Ms. Hammoud was born in Pakistan and moved to the U.S. when she was 14, enrolling in a high school outside of Detroit. When she arrived in Michigan, she volunteered as a hospital transporter to improve her language skills and learn the culture.
In 2006, after graduating from Ferris State University in Big Rapids, Michigan, with a doctorate degree in pharmacy and becoming board certified in pharmacotherapy, Ms. Hammoud accepted a position with Walgreens — becoming the pharmacy manager for the highest-volume Walgreens in Michigan’s South District.
During her days off, Ms. Hammoud volunteered at a clinic that treated the underserved Hispanic community and learned Spanish so that she could explain medications to patients. She also realized that most of her patients had no insurance, so she worked with large pharmaceutical companies to negotiate contracts and reduce drug costs.
“I’ve always been very involved in counseling doctors or the patients directly about the right medical treatment,” she said.
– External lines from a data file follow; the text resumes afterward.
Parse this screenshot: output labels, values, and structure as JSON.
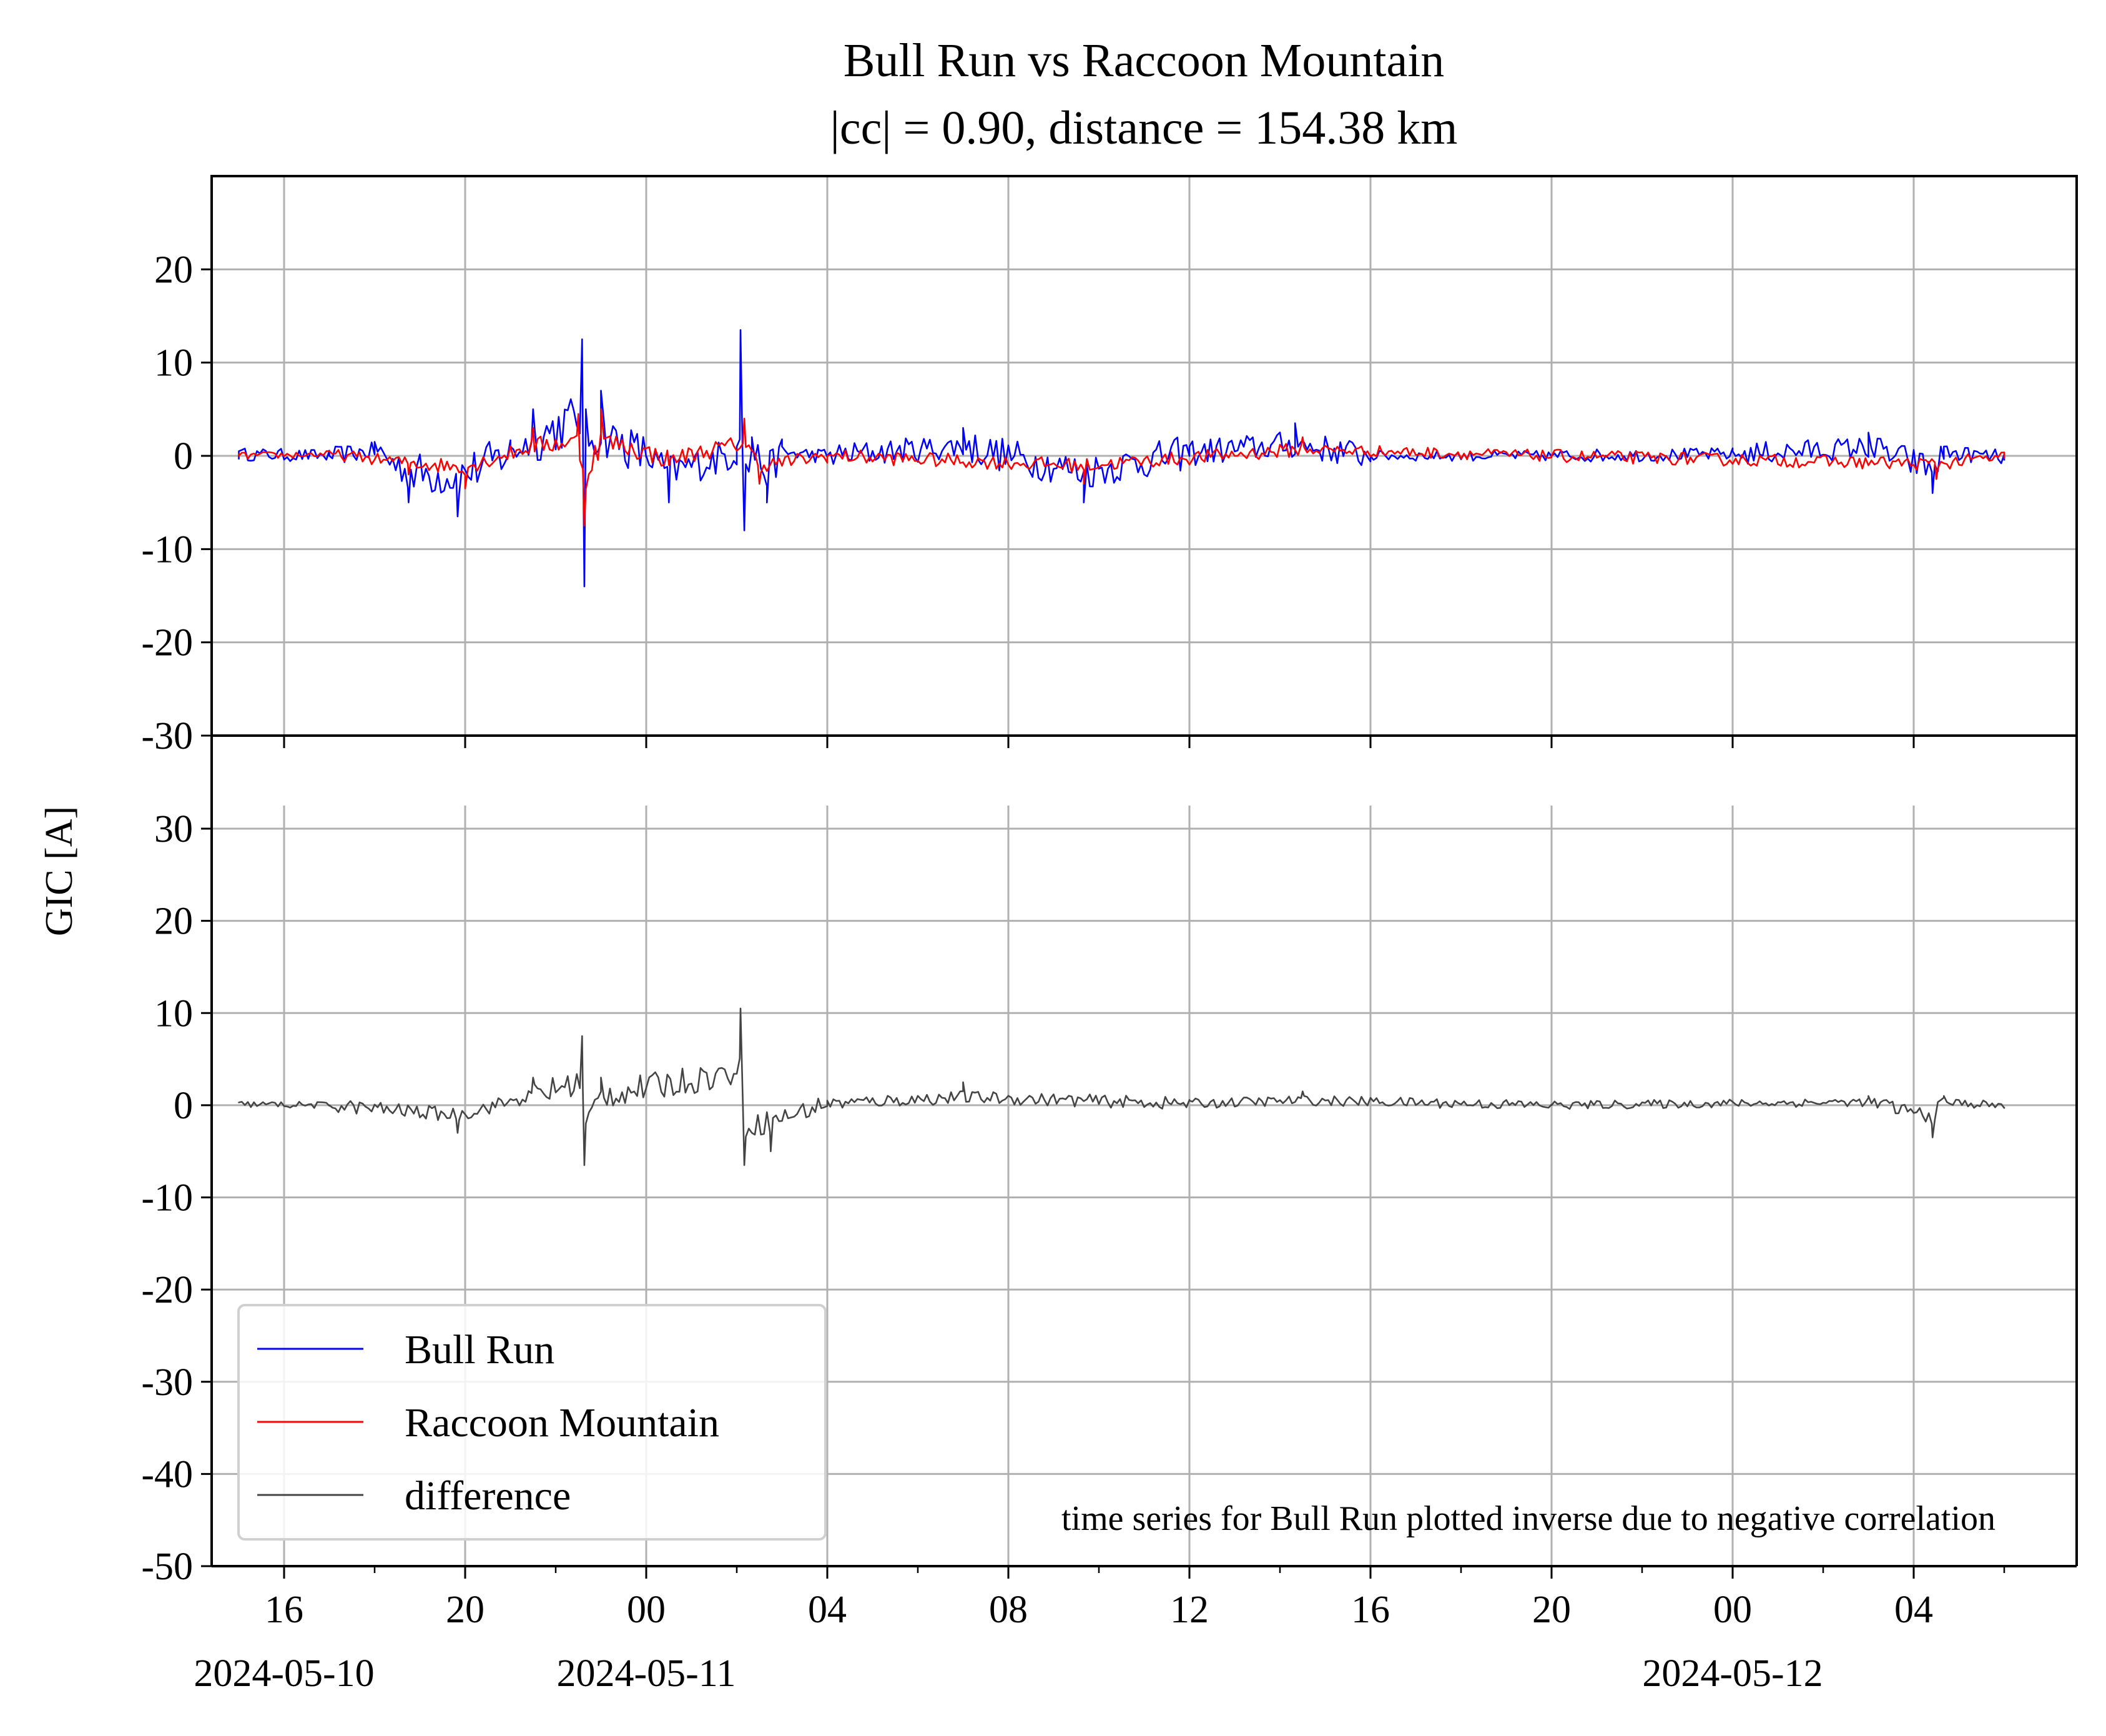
{
  "title_line1": "Bull Run vs Raccoon Mountain",
  "title_line2": "|cc| = 0.90, distance = 154.38 km",
  "ylabel": "GIC [A]",
  "annotation": "time series for Bull Run plotted inverse due to negative correlation",
  "legend": [
    "Bull Run",
    "Raccoon Mountain",
    "difference"
  ],
  "colors": {
    "bull_run": "#0000ff",
    "raccoon_mountain": "#ff0000",
    "difference": "#444444",
    "grid": "#b0b0b0"
  },
  "chart_data": [
    {
      "type": "line",
      "panel": "top",
      "ylim": [
        -30,
        30
      ],
      "yticks": [
        20,
        10,
        0,
        -10,
        -20,
        -30
      ],
      "ytick_labels": [
        "20",
        "10",
        "0",
        "-10",
        "-20",
        "-30"
      ],
      "grid": true,
      "series": [
        {
          "name": "Bull Run",
          "x": [
            "2024-05-10 15:00",
            "2024-05-10 17:00",
            "2024-05-10 18:00",
            "2024-05-10 18:45",
            "2024-05-10 19:50",
            "2024-05-10 21:00",
            "2024-05-10 21:30",
            "2024-05-10 22:35",
            "2024-05-10 22:38",
            "2024-05-10 22:40",
            "2024-05-10 23:00",
            "2024-05-11 00:00",
            "2024-05-11 00:30",
            "2024-05-11 02:00",
            "2024-05-11 02:05",
            "2024-05-11 02:10",
            "2024-05-11 02:20",
            "2024-05-11 02:40",
            "2024-05-11 03:00",
            "2024-05-11 04:00",
            "2024-05-11 07:00",
            "2024-05-11 09:40",
            "2024-05-11 12:00",
            "2024-05-11 14:20",
            "2024-05-11 16:00",
            "2024-05-11 20:00",
            "2024-05-12 00:00",
            "2024-05-12 03:00",
            "2024-05-12 04:25",
            "2024-05-12 04:40",
            "2024-05-12 06:00"
          ],
          "values": [
            0.5,
            0,
            1.5,
            -5,
            -6.5,
            1,
            5,
            12.5,
            -14,
            5,
            7,
            0,
            -5,
            1,
            13.5,
            -8,
            2,
            -5,
            1,
            0,
            3,
            -5,
            1,
            3.5,
            0,
            0,
            0.5,
            2.5,
            -4,
            1,
            -0.5
          ]
        },
        {
          "name": "Raccoon Mountain",
          "x": [
            "2024-05-10 15:00",
            "2024-05-10 17:00",
            "2024-05-10 18:45",
            "2024-05-10 20:00",
            "2024-05-10 21:30",
            "2024-05-10 22:30",
            "2024-05-10 22:38",
            "2024-05-10 23:00",
            "2024-05-11 00:30",
            "2024-05-11 02:10",
            "2024-05-11 02:30",
            "2024-05-11 04:00",
            "2024-05-11 09:40",
            "2024-05-11 14:30",
            "2024-05-11 20:00",
            "2024-05-12 04:30",
            "2024-05-12 06:00"
          ],
          "values": [
            0,
            0.5,
            -2,
            -3.5,
            3,
            4.5,
            -7.5,
            5,
            -1,
            4,
            -3,
            0,
            -3,
            2,
            0,
            -2.5,
            -0.3
          ]
        }
      ]
    },
    {
      "type": "line",
      "panel": "bottom",
      "ylim": [
        -50,
        32
      ],
      "yticks": [
        30,
        20,
        10,
        0,
        -10,
        -20,
        -30,
        -40,
        -50
      ],
      "ytick_labels": [
        "30",
        "20",
        "10",
        "0",
        "-10",
        "-20",
        "-30",
        "-40",
        "-50"
      ],
      "grid": true,
      "xtick_labels": [
        "16",
        "20",
        "00",
        "04",
        "08",
        "12",
        "16",
        "20",
        "00",
        "04"
      ],
      "xdate_labels": [
        "2024-05-10",
        "2024-05-11",
        "2024-05-12"
      ],
      "legend_position": "lower-left",
      "series": [
        {
          "name": "difference",
          "x": [
            "2024-05-10 15:00",
            "2024-05-10 17:00",
            "2024-05-10 19:50",
            "2024-05-10 21:30",
            "2024-05-10 22:35",
            "2024-05-10 22:38",
            "2024-05-10 23:00",
            "2024-05-11 02:05",
            "2024-05-11 02:10",
            "2024-05-11 02:45",
            "2024-05-11 04:00",
            "2024-05-11 07:00",
            "2024-05-11 12:00",
            "2024-05-11 14:30",
            "2024-05-11 20:00",
            "2024-05-12 03:00",
            "2024-05-12 04:25",
            "2024-05-12 04:40",
            "2024-05-12 06:00"
          ],
          "values": [
            0.3,
            0,
            -3,
            3,
            7.5,
            -6.5,
            3,
            10.5,
            -6.5,
            -5,
            0.5,
            2.5,
            0.5,
            1.5,
            0,
            1,
            -3.5,
            1,
            -0.2
          ]
        }
      ]
    }
  ]
}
She now manages a team of eight pharmacists who advise injured workers, tracks trends related to recovery and return to work, and is instrumental in creating effective pharmacy management protocols. Known for its diversity, Ms. Hammoud’s team comprises six women and two men representing such ethnicities as Asian, Black, Pakistani and Palestinian.
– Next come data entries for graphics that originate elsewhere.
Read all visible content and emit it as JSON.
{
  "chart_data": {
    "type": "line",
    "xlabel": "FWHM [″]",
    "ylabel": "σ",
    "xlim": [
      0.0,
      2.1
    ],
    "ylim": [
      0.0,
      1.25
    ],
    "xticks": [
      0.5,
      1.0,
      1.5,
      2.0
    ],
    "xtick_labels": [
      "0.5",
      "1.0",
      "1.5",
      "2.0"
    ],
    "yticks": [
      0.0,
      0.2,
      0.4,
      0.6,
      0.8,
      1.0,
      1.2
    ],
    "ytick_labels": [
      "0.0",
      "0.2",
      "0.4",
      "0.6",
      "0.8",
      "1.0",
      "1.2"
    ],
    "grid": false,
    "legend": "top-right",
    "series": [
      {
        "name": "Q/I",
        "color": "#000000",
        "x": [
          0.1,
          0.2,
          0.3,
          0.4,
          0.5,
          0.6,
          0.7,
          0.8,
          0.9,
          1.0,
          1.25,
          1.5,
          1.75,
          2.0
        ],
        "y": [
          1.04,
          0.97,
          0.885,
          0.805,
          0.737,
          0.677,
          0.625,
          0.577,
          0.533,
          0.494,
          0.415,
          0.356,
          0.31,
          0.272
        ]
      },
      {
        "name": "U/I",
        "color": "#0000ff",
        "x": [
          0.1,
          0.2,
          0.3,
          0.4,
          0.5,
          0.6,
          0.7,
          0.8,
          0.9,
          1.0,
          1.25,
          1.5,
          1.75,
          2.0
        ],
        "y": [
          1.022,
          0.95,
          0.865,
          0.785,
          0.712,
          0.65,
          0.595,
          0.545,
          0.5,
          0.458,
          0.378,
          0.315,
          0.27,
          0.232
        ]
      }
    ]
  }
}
Ms. Hammoud and her team at Sedgwick Claims Management Services Inc. are also helping doctors and their patients address the opioid crisis.
“To combat the opioid crisis, you not only have to follow guidelines and address the patient’s morphine equivalent dose,” she said, “but it’s working with the provider, educating the patient, counseling on the dangers of medications and empowering patients.”